5. Il ressort des termes mêmes de la décision litigieuse qu'après avoir visé les dispositions légales applicables, notamment la loi du 2 juillet 1990 relative à l'organisation du service public de La Poste et des télécommunications, dont le requérant soutient sans apporter de précisions suffisantes qu'elle présente un caractère " erroné, inapplicable ou abrogé ", la directrice régionale a énoncé que M. B... a " utilisé des moyens professionnels à des fins personnelles " et a " obtenu frauduleusement des informations couvertes par le secret professionnel pour nuire à une cliente ". Ces indications étaient suffisantes pour permettre à l'intéressé de comprendre et de contester la sanction prise à son encontre, alors même que la directrice régionale n'a pas mentionné la date précise, le lieu et les circonstances de ces faits que M. B... a au demeurant reconnu avoir commis lors de la réunion du conseil de discipline. Par suite, le moyen tiré de l'insuffisante motivation en droit et en fait de la décision contestée doit être écarté.

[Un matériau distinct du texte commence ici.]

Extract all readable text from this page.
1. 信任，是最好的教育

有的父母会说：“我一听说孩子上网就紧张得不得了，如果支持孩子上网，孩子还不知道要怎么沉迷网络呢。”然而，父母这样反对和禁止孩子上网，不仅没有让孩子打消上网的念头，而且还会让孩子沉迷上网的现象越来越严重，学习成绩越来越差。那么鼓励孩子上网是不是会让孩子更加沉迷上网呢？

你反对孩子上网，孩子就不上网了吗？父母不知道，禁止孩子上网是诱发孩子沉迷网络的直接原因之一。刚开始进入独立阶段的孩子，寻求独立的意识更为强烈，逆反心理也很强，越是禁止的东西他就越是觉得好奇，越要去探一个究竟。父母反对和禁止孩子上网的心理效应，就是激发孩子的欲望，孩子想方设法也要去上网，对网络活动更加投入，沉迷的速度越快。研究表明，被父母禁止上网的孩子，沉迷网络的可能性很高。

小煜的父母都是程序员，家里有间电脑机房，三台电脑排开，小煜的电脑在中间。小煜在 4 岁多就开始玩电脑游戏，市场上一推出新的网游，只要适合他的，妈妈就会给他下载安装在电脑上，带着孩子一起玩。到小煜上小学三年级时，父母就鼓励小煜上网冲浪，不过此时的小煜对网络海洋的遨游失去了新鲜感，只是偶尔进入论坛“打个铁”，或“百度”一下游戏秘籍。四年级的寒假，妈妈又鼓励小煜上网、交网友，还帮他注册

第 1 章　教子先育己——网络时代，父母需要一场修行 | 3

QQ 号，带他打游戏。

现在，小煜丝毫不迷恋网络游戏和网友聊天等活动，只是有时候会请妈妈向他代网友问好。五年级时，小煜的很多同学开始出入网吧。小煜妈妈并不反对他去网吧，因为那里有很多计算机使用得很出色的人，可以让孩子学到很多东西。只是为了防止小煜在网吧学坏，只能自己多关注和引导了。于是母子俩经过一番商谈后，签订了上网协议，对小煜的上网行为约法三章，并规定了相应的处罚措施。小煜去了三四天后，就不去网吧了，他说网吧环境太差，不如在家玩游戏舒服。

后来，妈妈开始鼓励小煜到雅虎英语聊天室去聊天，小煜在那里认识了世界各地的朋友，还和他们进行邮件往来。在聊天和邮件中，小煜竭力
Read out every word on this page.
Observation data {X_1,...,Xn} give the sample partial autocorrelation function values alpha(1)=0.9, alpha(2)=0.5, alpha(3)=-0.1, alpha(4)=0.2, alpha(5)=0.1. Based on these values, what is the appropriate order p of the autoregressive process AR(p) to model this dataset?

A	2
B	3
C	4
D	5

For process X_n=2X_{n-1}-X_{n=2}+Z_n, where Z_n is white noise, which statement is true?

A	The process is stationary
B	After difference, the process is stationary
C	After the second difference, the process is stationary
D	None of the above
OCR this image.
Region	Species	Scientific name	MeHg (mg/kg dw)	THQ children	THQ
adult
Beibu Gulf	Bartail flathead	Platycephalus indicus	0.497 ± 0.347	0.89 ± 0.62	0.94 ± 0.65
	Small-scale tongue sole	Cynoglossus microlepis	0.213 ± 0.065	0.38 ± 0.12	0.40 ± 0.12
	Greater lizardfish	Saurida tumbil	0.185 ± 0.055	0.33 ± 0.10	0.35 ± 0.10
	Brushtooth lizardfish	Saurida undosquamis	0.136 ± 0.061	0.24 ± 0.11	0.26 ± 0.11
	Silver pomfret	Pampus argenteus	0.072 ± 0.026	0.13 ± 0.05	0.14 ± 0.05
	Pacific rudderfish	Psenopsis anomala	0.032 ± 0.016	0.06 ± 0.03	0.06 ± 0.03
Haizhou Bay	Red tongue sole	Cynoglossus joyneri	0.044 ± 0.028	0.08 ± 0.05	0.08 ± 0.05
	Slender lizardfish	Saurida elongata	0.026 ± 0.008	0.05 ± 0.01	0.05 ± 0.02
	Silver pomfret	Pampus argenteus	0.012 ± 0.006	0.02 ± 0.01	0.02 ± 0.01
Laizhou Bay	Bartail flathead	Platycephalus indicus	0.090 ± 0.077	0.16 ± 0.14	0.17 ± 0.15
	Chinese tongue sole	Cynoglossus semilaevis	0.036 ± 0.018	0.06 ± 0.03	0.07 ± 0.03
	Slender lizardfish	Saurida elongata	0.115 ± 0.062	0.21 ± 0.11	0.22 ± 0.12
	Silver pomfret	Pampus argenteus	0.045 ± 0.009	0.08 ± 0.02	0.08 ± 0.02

6. En deuxième lieu, aux termes de l'article 14 de la loi du 11 janvier 1984 relative à la fonction publique d'Etat, alors applicable : " Dans chaque corps de fonctionnaires existent une ou plusieurs commissions administratives paritaires comprenant, en nombre égal, des représentants de l'administration et des représentants du personnel. [...] ". Aux termes de l'article 5 du décret du 11 février 1994 relatif aux commissions administratives paritaires de La Poste : " Les commissions administratives paritaires comprennent en nombre égal des représentants de l'exploitant public et des représentants du personnel. Elles ont des membres titulaires et un nombre égal de membres suppléants. ". Aux termes de l'article 40 du même décret : " Les commissions administratives ne délibèrent valablement qu'à la condition d'observer les règles de constitution et de fonctionnement édictées par la loi du 11 janvier 1984 susvisée et par le présent décret, ainsi que par le règlement intérieur. En outre, les trois quarts au moins de leurs membres doivent être présents lors de l'ouverture de la réunion. (...) ".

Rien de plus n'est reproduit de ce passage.